- Born: Anne Lloyd 1 January 1948 (age 78) Glasgow, Scotland
- Occupations: Game Show hostess Actress
- Years active: 1969–1994
- Height: 5 ft 4 in (1.63 m)
- Spouse: Eddie Trevett ​ ​(m. 1986)​

= Anne Aston =

Scottish actress and television presenter (born 1948)

Anne Aston (born Anne Lloyd, 1 January 1948) is an actress and television presenter best known as the hostess of The Golden Shot in the late 1960s and early 1970s.

==Early career and The Golden Shot==
Born Anne Lloyd on New Year's Day 1948 in Glasgow, she grew up from the age of three weeks old in West Bromwich in Sandwell and attended West Bromwich Technical High School. She was a supporter and season ticket holder at local football club, West Bromwich Albion. After leaving school she worked for the travel agency run by her father, Lewis Lloyd, before auditioning successfully for The Golden Shot where she made her debut, aged 21, on 12 January 1969. Aston said, "100 girls were interviewed and the number was reduced to seven for the final audition and then I was chosen". The Golden Shot was her first show, which was broadcast live in black and white on Sunday afternoons at 5pm. Her surname was changed, as directed by the actors' union Equity, from Lloyd to Aston to avoid confusion with an actress who had the same name at the time. It was chosen in reference to Aston, Birmingham, the location of the studios where the Golden Shot was produced. On the show she gave the appearance of struggling to cope with the simple arithmetic needed to calculate the contestants' scores – this was later perceived as stereotyping but, in fact, she admitted she found that part of the job difficult. At its peak the show was being watched by 16 million viewers and Aston was receiving over 100 fan mail letters every week. She made many personal appearances and became a comic-book character nicknamed "The Hostess with the Mostess". In October, 1974 she made a recording called "I Can’t Stop Myself From Loving You Babe" on PYE Records (7N 45403-A), produced by Martin Rushent, however this failed to chart.

==Acting and later Television work==
Her acting roles have included Up the Chastity Belt (1971) a British film in which she played the part of Princess Lobelia and the TV series Jason King (1971). In 1973, she had her theatrical debut in There's a Girl in My Soup. She has also starred in many productions including Carry on Laughing, where in 1976 she replaced Barbara Windsor and in 1979 appearing in the production of Peter Pan at the Birmingham Hippodrome.

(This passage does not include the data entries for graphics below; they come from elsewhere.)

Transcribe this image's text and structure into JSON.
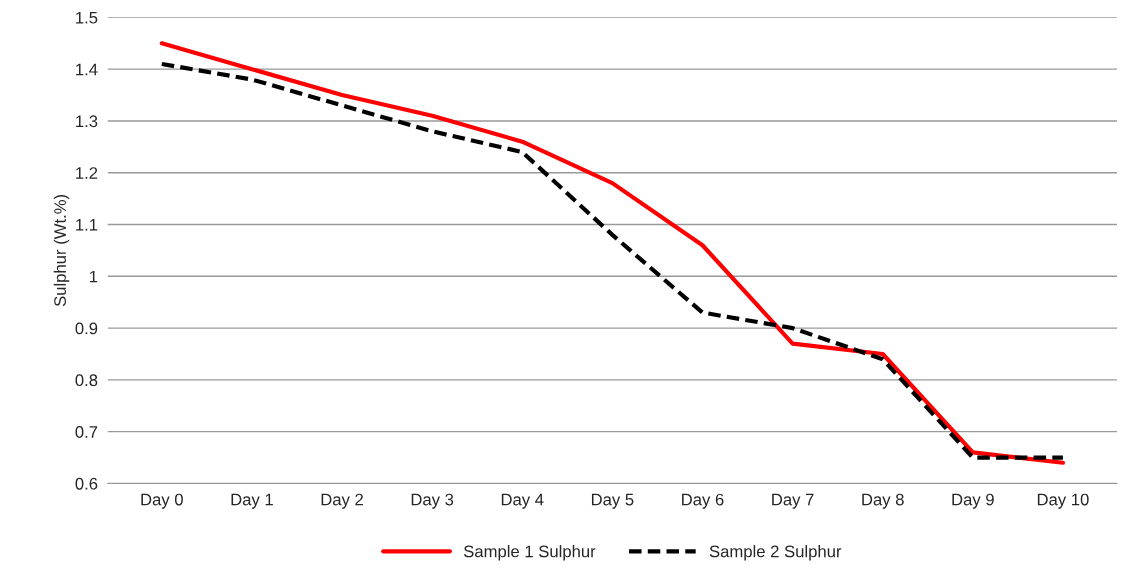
{
  "chart_data": {
    "type": "line",
    "ylabel": "Sulphur (Wt.%)",
    "categories": [
      "Day 0",
      "Day 1",
      "Day 2",
      "Day 3",
      "Day 4",
      "Day 5",
      "Day 6",
      "Day 7",
      "Day 8",
      "Day 9",
      "Day 10"
    ],
    "series": [
      {
        "name": "Sample 1 Sulphur",
        "color": "#ff0000",
        "line_style": "solid",
        "values": [
          1.45,
          1.4,
          1.35,
          1.31,
          1.26,
          1.18,
          1.06,
          0.87,
          0.85,
          0.66,
          0.64
        ]
      },
      {
        "name": "Sample 2 Sulphur",
        "color": "#000000",
        "line_style": "dashed",
        "values": [
          1.41,
          1.38,
          1.33,
          1.28,
          1.24,
          1.08,
          0.93,
          0.9,
          0.84,
          0.65,
          0.65
        ]
      }
    ],
    "ylim": [
      0.6,
      1.5
    ],
    "yticks": [
      0.6,
      0.7,
      0.8,
      0.9,
      1,
      1.1,
      1.2,
      1.3,
      1.4,
      1.5
    ],
    "grid": "y",
    "legend": "bottom"
  }
}
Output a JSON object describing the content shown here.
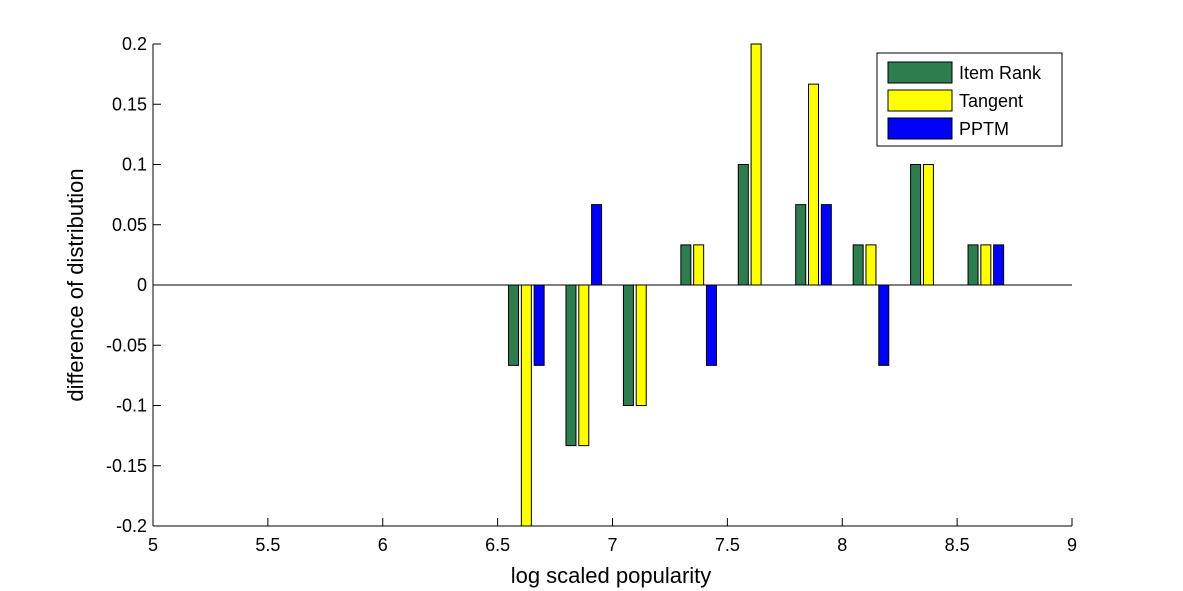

Other appearances have been with Ivor Emmanuel in Aladdin at the Grand Theatre, Swansea in 1978 as well as with Frankie Howerd in Cinderella at Theatre Royal, Hanley, Stoke-on-Trent. She hosted several television programmes after leaving the Golden Shot which have included Going a Bundle (she presented 11 episodes between 1975 and 1976) and All Kinds of Everything in 1982. Aston worked up until 1994, travelling extensively but made the decision to retire from work due to all the travelling involved.

==Business ventures==
In 1974, Aston launched her own fashion line called Golden Made. During the 1980s, Aston ran a property business in Hampshire although she has now retired.

==Personal life==
Aston was briefly engaged to film producer Chris Raphael in 1972, although she met her future husband and manager Eddie Trevett whom she started dating in January 1974, whilst in pantomime alongside Tony Blackburn. She married Trevett 12 years later in 1986 and has one stepson, Chris. She currently resides in Ringwood on the edge of the New Forest in Hampshire, where she has lived for over 30 years.